Call 911 for shaking, tremor, racing heart, repeated vomiting, agitation, confusion, hallucination, or seizure after reducing or stopping alcohol. Those are withdrawal warning signs, not cravings to ride out.
Stigma keeps a lot of people quiet longer than they should be. NIAAA names stigma as one of the most consistently reported barriers to getting help. If you need a confidential referral, SAMHSA's National Helpline is a free, confidential 24/7 service for individuals and families facing substance-use concerns.
FAQ
How long does an alcohol craving last?
There is no single number, but most urges rise and fall within several minutes if you do not keep feeding them by staying in the trigger.
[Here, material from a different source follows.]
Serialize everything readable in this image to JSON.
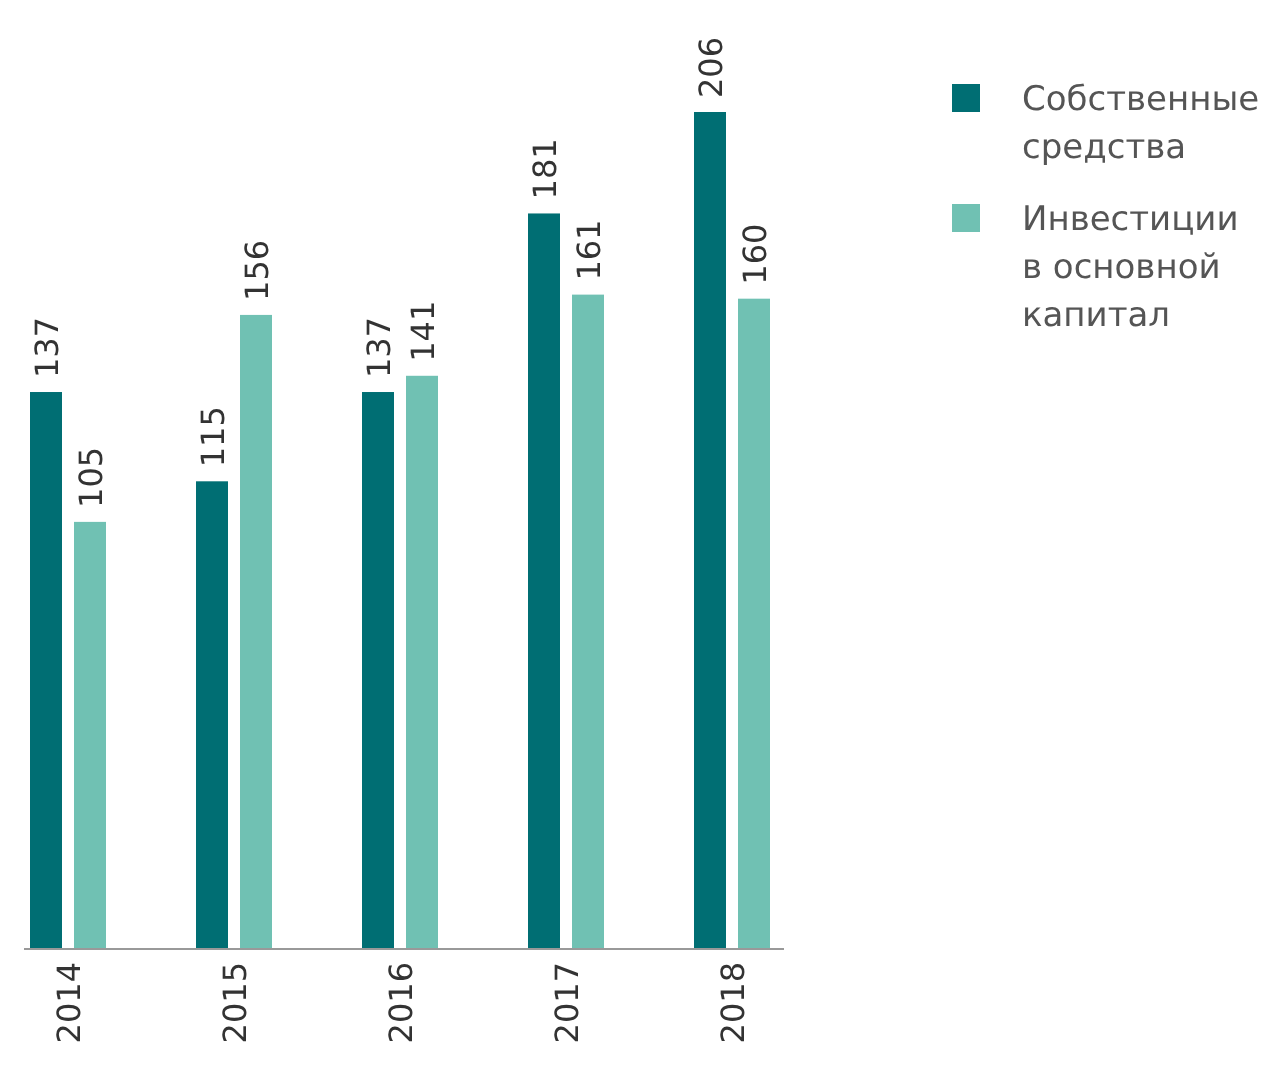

The cue lasting longer usually means it is still in front of you — the bottle is nearby, the room is quiet, the stressor is unresolved. Changing the setting often shortens the wave.
What is urge surfing?
It is letting the craving exist without acting on it — noticing the wanting, picturing it as a wave that crests and falls, and waiting it out instead of arguing with it. NIAAA lists it as one of the core ways to handle urges to drink.
Do I have to quit completely for these to work?
No. These tactics work whether your goal is fewer drinks, fewer drinking days, or stopping entirely. Pick a specific goal and use the tools to hit it.
What to do next
Write a two-line plan tonight, before the usual trigger: one thing you will change in your environment, and one ten-minute move you will use when an urge shows up. Keep it small enough that you will actually do it.